Am I missing something here?


Solution

  • I used the following multi-threaded consumer to solve this problem.

    import pika
    import time
    import sys
    import threading
    from Queue import Queue
    rabbitmq_server = "<RABBITMQ_SERVER_IP>"
    queue = "hello1"
    connection = None
    
    
    
    
    def check_acknowledge(channel, connection, ack_queue):
        delivery_tag = None
        while(True):
            try:
                delivery_tag = ack_queue.get_nowait()
                channel.basic_ack(delivery_tag=delivery_tag)
                break
            except:
                connection.process_data_events()
            time.sleep(1)
    
    
    def process_message(body, delivery_tag, ack_queue):
        print "Received %s" % (body)
        print "Waiting for 600 seconds before receiving next ID\n"
        start = time.time()
        elapsed = 0
        while elapsed < 300:
            elapsed = time.time() - start
            print "loop cycle time: %f, seconds count: %02d" %(time.clock(), elapsed)
            time.sleep(1)
        ack_queue.put(delivery_tag)
    
    
    
    
    def callback(ch, method, properties, body):
        global connection
        ack_queue = Queue()
        t = threading.Thread(target=process_message, args=(body, method.delivery_tag, ack_queue))
        t.start()
        check_acknowledge(ch, connection, ack_queue)
    
    while True:
        try:
            connection = pika.BlockingConnection(pika.ConnectionParameters(host=rabbitmq_server))
            channel = connection.channel()
            print ' [*] Waiting for messages. To exit press CTRL+C'
            channel.basic_qos(prefetch_count=1)
            channel.basic_consume(callback, queue=queue)
            channel.start_consuming()
        except KeyboardInterrupt:
            break
    
    channel.close()
    connection.close()
    exit(0)
    
    1. The consumer callback function triggers a separate function check_acknowledge in the main thread itself.
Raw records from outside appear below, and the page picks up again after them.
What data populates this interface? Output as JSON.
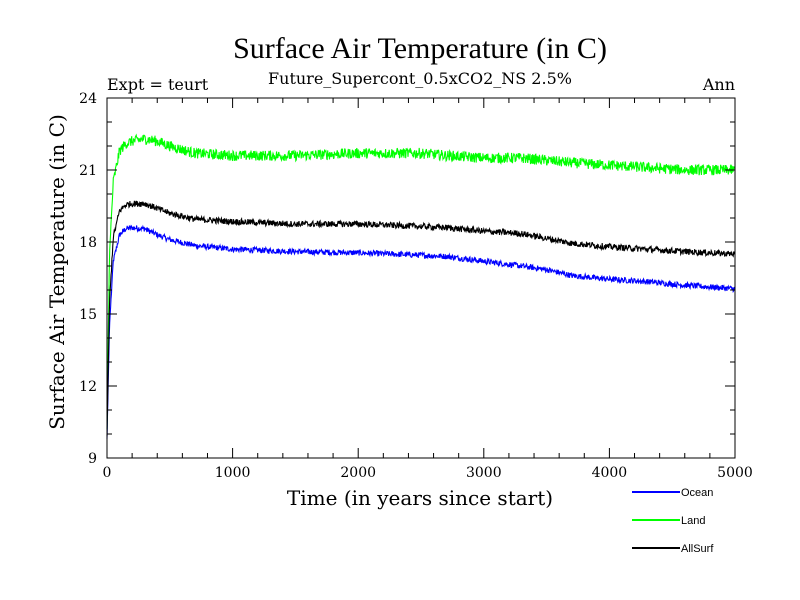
{
  "chart_data": {
    "type": "line",
    "title": "Surface Air Temperature (in C)",
    "subtitle": "Future_Supercont_0.5xCO2_NS 2.5%",
    "left_label": "Expt = teurt",
    "right_label": "Ann",
    "xlabel": "Time (in years since start)",
    "ylabel": "Surface Air Temperature (in C)",
    "xlim": [
      0,
      5000
    ],
    "ylim": [
      9,
      24
    ],
    "x_ticks": [
      0,
      1000,
      2000,
      3000,
      4000,
      5000
    ],
    "y_ticks": [
      9,
      12,
      15,
      18,
      21,
      24
    ],
    "grid": false,
    "legend_position": "bottom-right, below plot",
    "series": [
      {
        "name": "Ocean",
        "color": "#0000ff",
        "noise": 0.12,
        "x": [
          0,
          20,
          50,
          100,
          150,
          200,
          300,
          400,
          500,
          700,
          1000,
          1500,
          2000,
          2500,
          2700,
          3000,
          3300,
          3500,
          3700,
          4000,
          4300,
          4600,
          5000
        ],
        "y": [
          9.8,
          14.5,
          17.2,
          18.3,
          18.55,
          18.6,
          18.55,
          18.3,
          18.1,
          17.85,
          17.7,
          17.6,
          17.55,
          17.45,
          17.4,
          17.2,
          17.0,
          16.85,
          16.6,
          16.45,
          16.35,
          16.2,
          16.05
        ]
      },
      {
        "name": "Land",
        "color": "#00ff00",
        "noise": 0.22,
        "x": [
          0,
          20,
          50,
          100,
          150,
          200,
          300,
          400,
          500,
          700,
          1000,
          1500,
          2000,
          2500,
          2700,
          3000,
          3300,
          3500,
          3700,
          4000,
          4300,
          4600,
          5000
        ],
        "y": [
          10.2,
          17.5,
          20.5,
          21.8,
          22.1,
          22.2,
          22.3,
          22.2,
          22.0,
          21.7,
          21.6,
          21.6,
          21.7,
          21.7,
          21.6,
          21.5,
          21.5,
          21.4,
          21.3,
          21.2,
          21.1,
          21.0,
          21.0
        ]
      },
      {
        "name": "AllSurf",
        "color": "#000000",
        "noise": 0.13,
        "x": [
          0,
          20,
          50,
          100,
          150,
          200,
          300,
          400,
          500,
          700,
          1000,
          1500,
          2000,
          2500,
          2700,
          3000,
          3300,
          3500,
          3700,
          4000,
          4300,
          4600,
          5000
        ],
        "y": [
          9.9,
          15.5,
          18.2,
          19.3,
          19.55,
          19.6,
          19.6,
          19.4,
          19.2,
          18.95,
          18.85,
          18.75,
          18.75,
          18.65,
          18.6,
          18.45,
          18.35,
          18.15,
          17.95,
          17.8,
          17.7,
          17.6,
          17.5
        ]
      }
    ]
  }
}
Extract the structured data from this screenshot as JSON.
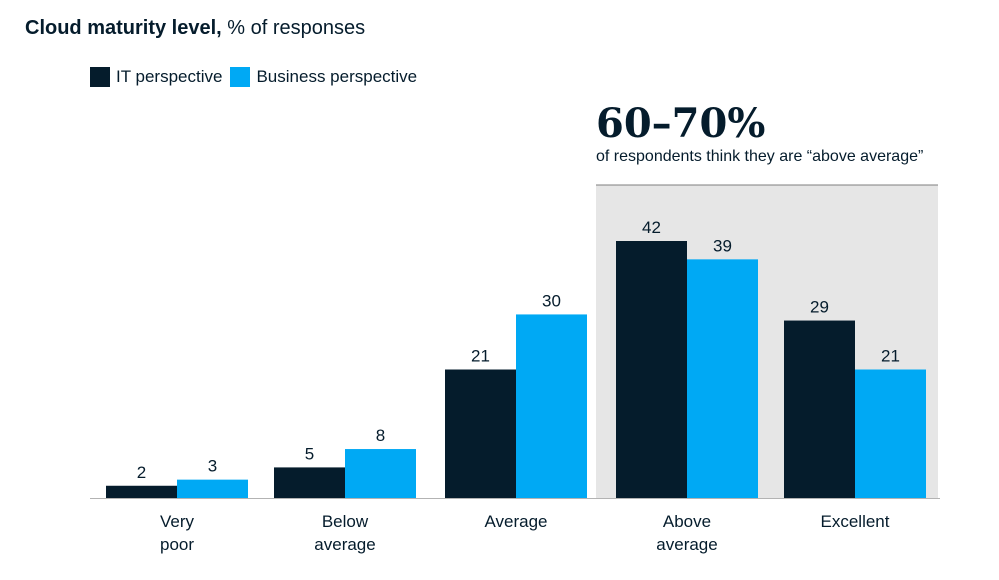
{
  "title": {
    "bold": "Cloud maturity level,",
    "light": "% of responses"
  },
  "legend": [
    {
      "label": "IT perspective",
      "color": "#051c2c"
    },
    {
      "label": "Business perspective",
      "color": "#00a9f4"
    }
  ],
  "callout": {
    "headline": "60–70%",
    "text": "of respondents think they are “above average”",
    "highlight_color": "#e6e6e6"
  },
  "chart_data": {
    "type": "bar",
    "categories": [
      [
        "Very",
        "poor"
      ],
      [
        "Below",
        "average"
      ],
      [
        "Average"
      ],
      [
        "Above",
        "average"
      ],
      [
        "Excellent"
      ]
    ],
    "series": [
      {
        "name": "IT perspective",
        "values": [
          2,
          5,
          21,
          42,
          29
        ],
        "color": "#051c2c"
      },
      {
        "name": "Business perspective",
        "values": [
          3,
          8,
          30,
          39,
          21
        ],
        "color": "#00a9f4"
      }
    ],
    "ylim": [
      0,
      42
    ],
    "highlighted_categories": [
      3,
      4
    ],
    "grid": false
  }
}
Due to this, connection and channel objects are retained in the same thread. Note that Pika is not thread-safe so we need to maintain these objects in the same thread.
    2. The actual processing happens in a new thread spawned off the main.
    3. Once process_message is done with its processing, it puts the delivery_tag in the queue.

    4. check_acknowledge loops indefinitely till it finds the delivery_tag put in the queue by process_message. Once it does find, it acks the message and returns.

    I have tested this implementation by running this consumer by sleeping for 5 min, 10 mins, 30 mins and an hour. This is working very well for me.